Seçimlerde boykot kararını tartışan kardeşlerimizin hepsinin haklı nedenleri var. Bu seçimde Kurdlerin hak ve hukukunun güvence altına alınacağını dair hiçbir garanti yok. Hiçbir söylem dahi yok.
HDP’nin duruşu da Kurd halkının beklentilerine yanıt olmaktan uzaktır. Bu maalesef öyledir. Bazı söylemleri CHP’den farksızdır. Ayrıca HDP güçlendiği zaman Kurd insanlarına yönelik edinim sağlamak amacıyla yapılan bir çalışmayı da ben bilmiyorum.
Hak-Par’ın durumunu da ayrıca değerlendirmeye hiç gerek yok.
Bütün bu gerçek duruma rağmen ortada Kurdleri yok etmeye yönelik bir perspektif oluşturulmuş olan AK Parti çete yönetimi var. Biz Kurdler için dayanaktan yoksun bir yapıya dönüşmüş. Eğer siz AK Parti’nin kuruluş sürecinde kimlerle hareket ettiğine bakarsanız, etrafında ki güvenilir insanların hepsi Kurd’dü. Halis Toprak hemşerimizin helikopteri ile onları dolaştırdı. Seçim propagandası yaptırdı. Abdulkadir Bey çalışmaların başını çekmişti. Diyarbakırlı benim çok yakinen tanıdığım insanlarımızın hepsi başı çeken grup içindeydi. Ben bizzat AK Parti’yi destekledim. Çünkü Kurd sorununu siyasi temelde çözüm getireceğine dair vaatlerde bulundu ve garanti sözler verdi. Maalesef güçlendikten sonra Süleyman Demirel’in Kürt halkına yaptığı kalleşliklerin bin kat fazlasını yapmaya başladı. Bu durum göz önündedir. CHP de tamamen Kurd halkının kanını akıtmak üzere kurulmuş bir yapıdır.
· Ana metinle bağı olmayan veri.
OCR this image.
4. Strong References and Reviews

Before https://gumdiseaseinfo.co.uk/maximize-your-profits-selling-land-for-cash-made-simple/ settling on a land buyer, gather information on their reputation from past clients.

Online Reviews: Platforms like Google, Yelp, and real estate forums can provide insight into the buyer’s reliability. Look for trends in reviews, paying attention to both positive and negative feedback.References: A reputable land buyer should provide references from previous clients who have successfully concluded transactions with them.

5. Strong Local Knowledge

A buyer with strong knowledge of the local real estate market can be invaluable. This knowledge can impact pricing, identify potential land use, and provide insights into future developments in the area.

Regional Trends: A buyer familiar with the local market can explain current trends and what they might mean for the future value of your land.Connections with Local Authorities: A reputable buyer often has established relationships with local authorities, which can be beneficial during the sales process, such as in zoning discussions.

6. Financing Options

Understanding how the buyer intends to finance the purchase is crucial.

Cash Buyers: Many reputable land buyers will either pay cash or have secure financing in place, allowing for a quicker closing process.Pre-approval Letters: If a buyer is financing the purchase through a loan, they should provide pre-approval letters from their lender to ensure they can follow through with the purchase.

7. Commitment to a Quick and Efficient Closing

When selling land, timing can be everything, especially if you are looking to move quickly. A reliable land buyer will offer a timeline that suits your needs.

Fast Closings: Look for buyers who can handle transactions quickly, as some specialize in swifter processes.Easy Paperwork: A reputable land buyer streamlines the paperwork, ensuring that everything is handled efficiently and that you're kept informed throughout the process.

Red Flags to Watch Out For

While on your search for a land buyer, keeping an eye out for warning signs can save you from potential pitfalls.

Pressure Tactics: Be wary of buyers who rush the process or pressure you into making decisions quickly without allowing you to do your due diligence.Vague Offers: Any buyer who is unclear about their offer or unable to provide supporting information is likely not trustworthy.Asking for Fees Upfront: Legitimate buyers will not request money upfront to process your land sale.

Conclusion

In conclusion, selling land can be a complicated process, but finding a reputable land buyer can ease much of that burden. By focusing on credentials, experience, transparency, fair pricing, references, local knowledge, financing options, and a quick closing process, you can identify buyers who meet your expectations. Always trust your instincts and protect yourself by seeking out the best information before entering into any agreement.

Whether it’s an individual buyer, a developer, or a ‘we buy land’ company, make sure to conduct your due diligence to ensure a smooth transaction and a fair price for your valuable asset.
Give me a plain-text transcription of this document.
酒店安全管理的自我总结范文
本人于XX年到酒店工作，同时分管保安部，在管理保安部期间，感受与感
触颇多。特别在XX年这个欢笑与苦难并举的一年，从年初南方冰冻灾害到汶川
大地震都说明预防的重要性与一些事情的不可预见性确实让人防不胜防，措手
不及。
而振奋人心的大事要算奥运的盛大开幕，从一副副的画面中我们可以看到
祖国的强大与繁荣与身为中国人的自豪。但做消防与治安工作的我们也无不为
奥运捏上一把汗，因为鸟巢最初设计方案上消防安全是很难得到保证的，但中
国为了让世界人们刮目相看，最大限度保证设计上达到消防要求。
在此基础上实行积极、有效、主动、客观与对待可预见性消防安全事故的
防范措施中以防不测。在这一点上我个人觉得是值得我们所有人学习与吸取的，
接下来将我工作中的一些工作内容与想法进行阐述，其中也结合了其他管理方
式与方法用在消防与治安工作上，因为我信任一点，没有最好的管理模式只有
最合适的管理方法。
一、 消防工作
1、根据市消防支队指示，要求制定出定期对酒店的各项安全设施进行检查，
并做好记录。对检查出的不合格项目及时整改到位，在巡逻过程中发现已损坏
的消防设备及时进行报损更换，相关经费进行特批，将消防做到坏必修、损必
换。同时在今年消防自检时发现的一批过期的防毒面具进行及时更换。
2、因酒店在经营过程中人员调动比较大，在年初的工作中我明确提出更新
Kurd halkına yönelik sistemini soykırım uygulamasını başlatan ahlaksızlar ve barbar sürüsüdür. Faşist bir yapıdır. Bu gerçekle bizim yüzleşmemiz gerekir. Şimdi hangi milletvekili parlamentoya giderse, Kurdlerin hak ve hukuku için yapabilecekleri var mı? Şimdiye kadar yapılanları göz önünde bulundurduğumuzda yapılabilecek herhangi bir kazanım için çalışma olacağına dair benim bir beklentim yok.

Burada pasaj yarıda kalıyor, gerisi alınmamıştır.